Item #5521 Au nom de Dieu et de la S(ain)te Vierge, que Dieu conduise le tout a bon sauvement. Anonymous.
Au nom de Dieu et de la S(ain)te Vierge, que Dieu conduise le tout a bon sauvement.
Protecting Voyages to the Americas
Insurance Policies From 1770's Marseille
[TRADE] / [2 INSURANCE POLICIES] / [MARTINIQUE].
[Marseille], 1774 and 1777.

Au nom de Dieu et de la S(ain)te Vierge, que Dieu conduise le tout a bon sauvement.

[43.1 x 27.7 cm], Two folio bifolia, each with letterpress text, woodcuts, and manuscript text on the first leaf. Retaining deckle edge on all sides, folded and annotated as typical of such documents, one of the documents a bit weak at the folds, otherwise very well preserved.

Two rare folio-size maritime insurance policies from 1770s Marseille relating to mercantile voyages to France’s American colonies in the Caribbean, and valuable witnesses to the more practical, bureaucratic aspects of maritime trade in late 18th-century France. Each document is illustrated with the three large woodcut seals of the city and carries in letterpress the standard legal formulas particular to Marseille, as well as extensive manuscript notes and signatures completing the policy.
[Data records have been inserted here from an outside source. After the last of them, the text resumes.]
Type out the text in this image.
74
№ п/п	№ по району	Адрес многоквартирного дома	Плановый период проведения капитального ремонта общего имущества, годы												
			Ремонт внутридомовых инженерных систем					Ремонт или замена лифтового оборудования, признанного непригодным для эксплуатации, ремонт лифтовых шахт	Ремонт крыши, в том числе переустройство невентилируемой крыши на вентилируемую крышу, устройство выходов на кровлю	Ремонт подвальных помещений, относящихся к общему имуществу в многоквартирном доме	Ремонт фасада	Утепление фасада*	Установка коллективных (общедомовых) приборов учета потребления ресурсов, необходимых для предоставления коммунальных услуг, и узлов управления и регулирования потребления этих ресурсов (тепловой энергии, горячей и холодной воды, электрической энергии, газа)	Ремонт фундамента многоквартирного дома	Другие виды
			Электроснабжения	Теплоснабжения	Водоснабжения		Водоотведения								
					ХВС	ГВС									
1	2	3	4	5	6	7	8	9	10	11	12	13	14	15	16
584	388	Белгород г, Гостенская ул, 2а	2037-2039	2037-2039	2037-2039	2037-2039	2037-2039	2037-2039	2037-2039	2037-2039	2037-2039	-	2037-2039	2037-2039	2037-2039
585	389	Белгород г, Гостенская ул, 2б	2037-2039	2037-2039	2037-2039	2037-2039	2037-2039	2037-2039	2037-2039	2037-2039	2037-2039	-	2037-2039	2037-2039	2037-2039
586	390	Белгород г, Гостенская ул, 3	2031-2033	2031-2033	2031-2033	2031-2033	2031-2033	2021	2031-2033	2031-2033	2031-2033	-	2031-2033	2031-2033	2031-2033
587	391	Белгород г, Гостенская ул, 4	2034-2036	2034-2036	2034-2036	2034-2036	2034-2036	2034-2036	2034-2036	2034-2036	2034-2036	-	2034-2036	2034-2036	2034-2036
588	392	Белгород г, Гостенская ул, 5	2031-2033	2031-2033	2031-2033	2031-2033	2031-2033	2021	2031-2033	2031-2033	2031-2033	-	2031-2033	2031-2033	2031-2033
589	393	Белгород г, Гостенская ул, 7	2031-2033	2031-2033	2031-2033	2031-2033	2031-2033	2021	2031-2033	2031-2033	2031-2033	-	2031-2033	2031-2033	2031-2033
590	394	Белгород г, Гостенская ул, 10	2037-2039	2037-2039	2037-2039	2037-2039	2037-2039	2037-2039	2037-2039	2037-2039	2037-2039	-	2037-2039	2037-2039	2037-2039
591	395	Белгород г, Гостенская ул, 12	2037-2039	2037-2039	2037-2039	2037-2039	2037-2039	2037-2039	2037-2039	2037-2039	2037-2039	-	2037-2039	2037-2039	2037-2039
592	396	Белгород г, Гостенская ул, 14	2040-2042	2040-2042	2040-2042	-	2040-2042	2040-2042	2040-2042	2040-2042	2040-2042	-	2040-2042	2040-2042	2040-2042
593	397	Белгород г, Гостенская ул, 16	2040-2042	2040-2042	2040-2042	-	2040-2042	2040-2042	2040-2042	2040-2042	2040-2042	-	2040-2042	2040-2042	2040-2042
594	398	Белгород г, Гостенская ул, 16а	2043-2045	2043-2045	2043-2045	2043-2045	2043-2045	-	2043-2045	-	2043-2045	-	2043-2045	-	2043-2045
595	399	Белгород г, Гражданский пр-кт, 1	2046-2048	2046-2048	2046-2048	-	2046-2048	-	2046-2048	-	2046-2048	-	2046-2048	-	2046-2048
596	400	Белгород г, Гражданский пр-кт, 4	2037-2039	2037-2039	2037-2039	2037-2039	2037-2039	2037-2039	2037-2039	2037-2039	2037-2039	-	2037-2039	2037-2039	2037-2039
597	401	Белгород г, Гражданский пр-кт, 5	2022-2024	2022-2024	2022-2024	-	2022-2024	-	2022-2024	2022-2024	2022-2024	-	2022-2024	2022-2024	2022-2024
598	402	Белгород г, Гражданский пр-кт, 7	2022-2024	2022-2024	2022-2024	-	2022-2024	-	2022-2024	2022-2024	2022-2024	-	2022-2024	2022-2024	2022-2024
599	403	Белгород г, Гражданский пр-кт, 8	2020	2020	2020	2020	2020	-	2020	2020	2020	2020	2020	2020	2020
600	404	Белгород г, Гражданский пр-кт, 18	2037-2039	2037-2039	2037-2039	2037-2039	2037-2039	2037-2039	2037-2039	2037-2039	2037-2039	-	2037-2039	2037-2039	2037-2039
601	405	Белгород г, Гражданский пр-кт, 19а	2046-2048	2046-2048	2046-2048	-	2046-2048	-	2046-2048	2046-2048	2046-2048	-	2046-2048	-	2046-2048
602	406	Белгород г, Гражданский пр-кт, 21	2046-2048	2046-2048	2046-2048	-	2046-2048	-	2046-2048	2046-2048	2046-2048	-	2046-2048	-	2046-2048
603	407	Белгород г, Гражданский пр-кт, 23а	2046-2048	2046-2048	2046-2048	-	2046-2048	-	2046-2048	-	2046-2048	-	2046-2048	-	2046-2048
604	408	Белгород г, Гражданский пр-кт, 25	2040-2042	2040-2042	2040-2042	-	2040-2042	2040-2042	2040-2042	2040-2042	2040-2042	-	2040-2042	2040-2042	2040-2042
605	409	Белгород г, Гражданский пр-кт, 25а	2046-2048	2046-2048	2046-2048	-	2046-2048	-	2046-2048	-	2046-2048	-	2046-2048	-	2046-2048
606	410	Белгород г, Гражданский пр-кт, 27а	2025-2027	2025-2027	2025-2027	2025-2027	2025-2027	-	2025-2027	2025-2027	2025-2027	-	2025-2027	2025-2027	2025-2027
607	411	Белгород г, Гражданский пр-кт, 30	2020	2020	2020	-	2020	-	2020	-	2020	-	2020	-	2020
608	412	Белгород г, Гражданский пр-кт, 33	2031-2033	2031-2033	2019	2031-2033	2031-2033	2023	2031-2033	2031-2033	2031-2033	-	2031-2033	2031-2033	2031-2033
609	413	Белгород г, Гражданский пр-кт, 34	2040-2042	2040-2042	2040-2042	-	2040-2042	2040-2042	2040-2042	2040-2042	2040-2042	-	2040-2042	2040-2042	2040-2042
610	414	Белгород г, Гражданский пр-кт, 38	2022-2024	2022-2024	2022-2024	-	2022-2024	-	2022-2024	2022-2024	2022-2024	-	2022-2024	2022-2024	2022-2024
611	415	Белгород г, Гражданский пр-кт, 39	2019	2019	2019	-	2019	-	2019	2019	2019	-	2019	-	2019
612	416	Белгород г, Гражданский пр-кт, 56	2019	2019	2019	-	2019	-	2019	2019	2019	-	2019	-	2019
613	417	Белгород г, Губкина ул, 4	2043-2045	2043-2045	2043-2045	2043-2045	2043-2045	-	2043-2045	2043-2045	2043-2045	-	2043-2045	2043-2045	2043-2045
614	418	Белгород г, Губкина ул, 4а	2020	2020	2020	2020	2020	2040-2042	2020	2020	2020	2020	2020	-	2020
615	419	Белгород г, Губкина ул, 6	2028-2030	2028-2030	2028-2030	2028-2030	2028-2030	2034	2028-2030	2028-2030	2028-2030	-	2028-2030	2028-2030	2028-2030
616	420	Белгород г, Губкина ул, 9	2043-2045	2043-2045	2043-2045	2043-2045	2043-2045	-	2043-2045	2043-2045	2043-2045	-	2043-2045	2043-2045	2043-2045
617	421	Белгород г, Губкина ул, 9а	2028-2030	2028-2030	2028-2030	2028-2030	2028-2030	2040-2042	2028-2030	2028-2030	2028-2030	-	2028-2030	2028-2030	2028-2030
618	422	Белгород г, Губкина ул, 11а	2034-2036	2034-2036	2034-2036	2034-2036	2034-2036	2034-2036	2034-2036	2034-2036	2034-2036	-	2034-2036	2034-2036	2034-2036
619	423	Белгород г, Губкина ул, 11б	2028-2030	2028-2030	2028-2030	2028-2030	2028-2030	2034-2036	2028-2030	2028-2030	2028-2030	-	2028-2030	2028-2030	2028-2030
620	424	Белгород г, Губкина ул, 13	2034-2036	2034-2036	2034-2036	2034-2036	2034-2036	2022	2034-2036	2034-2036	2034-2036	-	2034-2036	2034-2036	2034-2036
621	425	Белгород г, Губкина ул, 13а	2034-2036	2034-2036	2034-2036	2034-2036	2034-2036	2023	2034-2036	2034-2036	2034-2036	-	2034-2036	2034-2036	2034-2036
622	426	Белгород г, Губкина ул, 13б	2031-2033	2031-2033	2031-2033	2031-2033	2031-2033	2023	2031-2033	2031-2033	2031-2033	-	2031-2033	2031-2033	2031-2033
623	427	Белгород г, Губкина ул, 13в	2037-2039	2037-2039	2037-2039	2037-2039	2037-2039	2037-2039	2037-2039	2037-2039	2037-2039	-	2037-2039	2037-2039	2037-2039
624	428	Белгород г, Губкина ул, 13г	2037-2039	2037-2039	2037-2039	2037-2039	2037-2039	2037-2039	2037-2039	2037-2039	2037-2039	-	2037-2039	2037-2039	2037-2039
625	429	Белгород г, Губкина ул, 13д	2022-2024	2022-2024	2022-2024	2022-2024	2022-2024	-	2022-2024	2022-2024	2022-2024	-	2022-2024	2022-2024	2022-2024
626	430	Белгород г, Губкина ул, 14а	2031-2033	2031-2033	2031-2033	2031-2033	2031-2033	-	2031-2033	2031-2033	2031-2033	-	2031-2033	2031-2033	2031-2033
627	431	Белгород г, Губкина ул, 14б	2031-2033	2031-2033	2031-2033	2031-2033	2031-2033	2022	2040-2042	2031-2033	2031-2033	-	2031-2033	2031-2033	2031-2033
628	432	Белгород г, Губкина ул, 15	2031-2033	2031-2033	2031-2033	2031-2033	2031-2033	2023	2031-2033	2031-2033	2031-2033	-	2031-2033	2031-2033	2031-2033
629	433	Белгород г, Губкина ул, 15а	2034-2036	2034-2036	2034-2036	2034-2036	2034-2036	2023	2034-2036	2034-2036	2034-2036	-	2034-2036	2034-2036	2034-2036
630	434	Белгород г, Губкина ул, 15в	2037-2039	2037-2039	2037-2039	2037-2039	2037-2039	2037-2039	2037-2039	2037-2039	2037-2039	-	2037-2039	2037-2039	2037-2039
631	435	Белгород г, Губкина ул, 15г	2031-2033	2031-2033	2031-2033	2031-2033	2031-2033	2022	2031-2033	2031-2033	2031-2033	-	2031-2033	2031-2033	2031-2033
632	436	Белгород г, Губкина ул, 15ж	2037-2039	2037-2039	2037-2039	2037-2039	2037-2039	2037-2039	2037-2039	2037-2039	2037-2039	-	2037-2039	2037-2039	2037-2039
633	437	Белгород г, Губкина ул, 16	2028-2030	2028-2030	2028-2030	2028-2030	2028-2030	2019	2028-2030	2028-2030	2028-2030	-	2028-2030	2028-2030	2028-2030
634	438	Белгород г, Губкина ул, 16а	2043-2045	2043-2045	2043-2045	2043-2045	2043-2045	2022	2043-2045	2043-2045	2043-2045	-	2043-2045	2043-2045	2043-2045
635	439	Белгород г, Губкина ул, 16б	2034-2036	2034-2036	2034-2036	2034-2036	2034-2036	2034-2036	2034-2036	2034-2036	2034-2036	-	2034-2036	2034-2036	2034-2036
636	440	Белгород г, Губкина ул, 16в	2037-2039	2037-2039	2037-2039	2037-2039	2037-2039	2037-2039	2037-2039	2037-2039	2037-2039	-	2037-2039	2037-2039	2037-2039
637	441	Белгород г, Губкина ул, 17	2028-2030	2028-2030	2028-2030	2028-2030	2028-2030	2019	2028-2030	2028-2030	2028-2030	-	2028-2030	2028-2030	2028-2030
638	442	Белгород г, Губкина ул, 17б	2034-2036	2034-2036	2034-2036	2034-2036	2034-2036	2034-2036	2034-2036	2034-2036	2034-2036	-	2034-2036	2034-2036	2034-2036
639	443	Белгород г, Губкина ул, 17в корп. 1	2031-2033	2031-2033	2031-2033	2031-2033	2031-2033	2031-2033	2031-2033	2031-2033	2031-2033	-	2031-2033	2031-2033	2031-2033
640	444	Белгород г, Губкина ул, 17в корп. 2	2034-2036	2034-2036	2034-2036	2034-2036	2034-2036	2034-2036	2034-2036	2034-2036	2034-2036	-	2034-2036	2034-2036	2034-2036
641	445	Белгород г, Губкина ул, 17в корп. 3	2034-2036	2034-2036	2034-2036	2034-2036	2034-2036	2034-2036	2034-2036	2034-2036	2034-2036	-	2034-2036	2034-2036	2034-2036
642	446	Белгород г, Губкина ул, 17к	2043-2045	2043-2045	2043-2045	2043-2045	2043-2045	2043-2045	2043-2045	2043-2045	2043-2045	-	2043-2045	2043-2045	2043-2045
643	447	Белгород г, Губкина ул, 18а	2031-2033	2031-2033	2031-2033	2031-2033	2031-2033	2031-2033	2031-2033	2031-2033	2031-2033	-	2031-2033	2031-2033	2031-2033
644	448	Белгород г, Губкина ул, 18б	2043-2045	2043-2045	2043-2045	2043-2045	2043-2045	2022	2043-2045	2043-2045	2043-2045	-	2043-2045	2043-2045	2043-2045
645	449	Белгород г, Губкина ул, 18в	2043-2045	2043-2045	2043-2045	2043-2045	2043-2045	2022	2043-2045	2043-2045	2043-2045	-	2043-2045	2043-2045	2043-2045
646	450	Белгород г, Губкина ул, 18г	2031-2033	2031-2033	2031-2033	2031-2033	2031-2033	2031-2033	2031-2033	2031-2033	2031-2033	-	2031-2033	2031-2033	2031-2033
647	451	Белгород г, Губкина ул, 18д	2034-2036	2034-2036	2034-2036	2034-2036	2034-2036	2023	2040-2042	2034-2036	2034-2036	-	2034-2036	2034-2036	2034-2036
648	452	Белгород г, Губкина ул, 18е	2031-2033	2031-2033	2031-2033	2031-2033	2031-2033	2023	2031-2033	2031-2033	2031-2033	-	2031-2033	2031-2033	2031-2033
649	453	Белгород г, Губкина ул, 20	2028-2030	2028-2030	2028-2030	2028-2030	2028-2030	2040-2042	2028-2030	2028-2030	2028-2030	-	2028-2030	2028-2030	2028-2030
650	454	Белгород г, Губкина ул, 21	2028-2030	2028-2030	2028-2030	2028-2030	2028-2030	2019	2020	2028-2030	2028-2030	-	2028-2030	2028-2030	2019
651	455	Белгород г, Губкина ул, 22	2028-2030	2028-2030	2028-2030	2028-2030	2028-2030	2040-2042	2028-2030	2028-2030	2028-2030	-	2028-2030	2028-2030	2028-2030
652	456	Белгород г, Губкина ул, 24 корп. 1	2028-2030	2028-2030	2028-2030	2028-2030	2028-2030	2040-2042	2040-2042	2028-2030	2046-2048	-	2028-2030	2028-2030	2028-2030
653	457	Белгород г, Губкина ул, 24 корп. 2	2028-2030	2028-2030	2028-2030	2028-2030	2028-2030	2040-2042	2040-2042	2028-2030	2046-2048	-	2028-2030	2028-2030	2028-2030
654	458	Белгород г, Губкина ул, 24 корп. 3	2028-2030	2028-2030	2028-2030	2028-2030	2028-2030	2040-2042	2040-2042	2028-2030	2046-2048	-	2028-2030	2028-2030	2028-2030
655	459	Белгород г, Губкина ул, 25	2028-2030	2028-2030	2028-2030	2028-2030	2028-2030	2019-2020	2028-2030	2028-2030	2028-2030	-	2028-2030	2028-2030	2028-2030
The earlier of the two policies, signed in May of 1774, relates to the vessel La Gentille, likely the frigate later recorded as having taken part in the 1780 Battle of Martinique, a stalemate between the French and British navies during the American War of Independence. The second policy, signed on 3 November 1777, concerns the Bon Pasteur, a ship under the command of captain Pierre Antoine Massier. Historical records show that this policy was nearly redeemed: Returning from Martinique in late December, the Bon Pasteur was fired upon by the British frigate Westmoreland off the coast of Cabo de Gata in Spain, boarded by six men (each armed with a brace of pistols and a saber), and Captain Massier roughly handled. The English suspected that the Bon Pasteur was not carrying goods from Martinique, but from New England (tobacco, rice), which would have been in violation of the protectionist economic policies common in both the French and British colonies in the Americas. After several sailors aboard the Bon Pasteur were thoroughly questioned, the ship was sent on its way (and its insurers in Marseille breathed a sigh of relief).

OCLC does not locate any institutional copies of Marseille policies of this sort.


* B.-M. Emerigon and P. S. Boulay-Paty, Traité des assurances et de contrats à la grosse, vol. 1, pp. 54-5; Bulletin de la Socété archéologique, historique et artistique, vol. 3, pp. 277-8; Observations sur le Mémoire justificatif de la cour de Londres (1780), pp. 12-3.